Nasi goreng yang dipesan akhirnya disajikan. "Update dulu lah ya biar kece." Dega memfoto nasi goreng miliknya dan milik Gladys biar kelihatan ada pasangannya gitu, biar gak dikira jones juga.

"Dinner with ex, oke, post."

"Alay banget, sih, Ga, mau caper ke siapa sih lo?"

Kali ini ponselnya Dega mengarah ke Gladys, dengan banyaknya filter, cowok itu memilih filter blur wajah. Supaya nanti yang lihat storynya pada kepo.

"Udah, yuk, makan." Dega menyuap satu sendok penuh ke mulutnya. Gladys hanya melihat itu dengan tatapan tidak percaya.

"Kenapa coba gue bisa sama lo, Ga?" tanya Gladya dengan nada menyesal.

"Karena gue ganteng."

"Bener juga sih." Gladys juga tidak menampik hal itu. Dega ganteng, cuma akhlaknya aja minus pake banget. Otaknya lumayan sih di pelajaran matematika, buat Dega yang ambil jurusan teknik elektro. Ya, dulu semasa pacaran, Dega sering membantu Gladys mengerjakan tugasnya.

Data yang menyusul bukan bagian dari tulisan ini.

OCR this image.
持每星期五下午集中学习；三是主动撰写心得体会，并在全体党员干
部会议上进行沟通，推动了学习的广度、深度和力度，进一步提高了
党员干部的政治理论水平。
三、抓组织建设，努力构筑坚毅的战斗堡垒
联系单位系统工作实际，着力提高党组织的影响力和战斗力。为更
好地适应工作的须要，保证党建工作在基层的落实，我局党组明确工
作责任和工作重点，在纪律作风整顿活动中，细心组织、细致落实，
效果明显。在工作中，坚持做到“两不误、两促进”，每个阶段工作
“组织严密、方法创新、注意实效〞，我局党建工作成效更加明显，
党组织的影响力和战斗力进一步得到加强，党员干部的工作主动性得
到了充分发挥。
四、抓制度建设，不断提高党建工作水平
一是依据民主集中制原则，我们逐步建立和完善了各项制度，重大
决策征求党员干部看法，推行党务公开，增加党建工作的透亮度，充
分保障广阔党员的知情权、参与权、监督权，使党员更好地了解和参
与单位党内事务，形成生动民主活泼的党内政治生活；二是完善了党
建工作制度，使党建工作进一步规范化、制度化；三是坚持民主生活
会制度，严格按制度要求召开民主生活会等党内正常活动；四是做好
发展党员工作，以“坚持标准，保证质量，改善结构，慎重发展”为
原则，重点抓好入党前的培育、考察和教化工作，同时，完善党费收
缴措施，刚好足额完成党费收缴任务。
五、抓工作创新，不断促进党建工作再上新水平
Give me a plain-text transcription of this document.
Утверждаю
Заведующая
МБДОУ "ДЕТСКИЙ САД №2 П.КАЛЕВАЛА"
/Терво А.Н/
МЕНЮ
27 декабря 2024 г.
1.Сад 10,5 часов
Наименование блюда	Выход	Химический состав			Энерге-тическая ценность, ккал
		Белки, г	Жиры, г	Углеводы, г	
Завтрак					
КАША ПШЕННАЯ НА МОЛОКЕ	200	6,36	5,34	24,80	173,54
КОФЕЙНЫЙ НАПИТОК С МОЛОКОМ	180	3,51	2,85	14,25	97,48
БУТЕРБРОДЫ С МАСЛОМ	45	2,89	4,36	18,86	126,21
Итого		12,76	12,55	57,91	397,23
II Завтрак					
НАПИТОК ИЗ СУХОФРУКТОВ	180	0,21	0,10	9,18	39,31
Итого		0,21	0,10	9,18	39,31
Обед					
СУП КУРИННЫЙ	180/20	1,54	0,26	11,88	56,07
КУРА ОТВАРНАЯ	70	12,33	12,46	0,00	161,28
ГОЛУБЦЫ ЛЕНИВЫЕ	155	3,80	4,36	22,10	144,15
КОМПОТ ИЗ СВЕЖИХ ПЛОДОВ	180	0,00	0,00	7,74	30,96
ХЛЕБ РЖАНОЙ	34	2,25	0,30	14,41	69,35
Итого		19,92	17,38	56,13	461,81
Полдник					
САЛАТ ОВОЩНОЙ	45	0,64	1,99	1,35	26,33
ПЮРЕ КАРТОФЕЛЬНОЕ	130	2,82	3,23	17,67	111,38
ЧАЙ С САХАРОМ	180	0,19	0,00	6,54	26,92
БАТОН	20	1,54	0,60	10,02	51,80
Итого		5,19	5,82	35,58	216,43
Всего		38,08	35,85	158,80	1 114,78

"Pertanyaan gue belum lo jawab," tegur Dega saat Gladys akan memasukkan sesuap nasi goreng ke mulutnya.

"Yang mana?"

"Yang lo isi."

Gladys menginjak kaki Dega. Beneran kesal loh ini, Dega dari tadi itu mancing. Mancing emosi.

"Gila, ya nggak lah!" sungut Gladys.

"Good." Dega manggut-manggut sambil memakan kerupuk. "Terus ngapain lo mau nikah? Lulus SMA aja belum. Nanggung kali, tinggal beberapa bulan lagi."

Dega dan Gladys berada di tahun yang sama, tapi beda sekolah. Jika Dega itu SMK jurusan teknik elektro, sementara Gladys anak SMA jurusan IPS.

"Bakal ada advantage tersendiri dari perusahaan cowok gue kerja kalau dia udah ada pasangan. Gue juga bakal pindah ke luar negeri, terus ngelanjutin pendidikan gue di sana. Lo tau sendiri, pacar gue bukan orang Indo asli."

"Inikah yang dinamakan married with benefit?" Dega tertawa lumayan kencang, mengundang perhatian beberapa orang yang pesan nasi goreng.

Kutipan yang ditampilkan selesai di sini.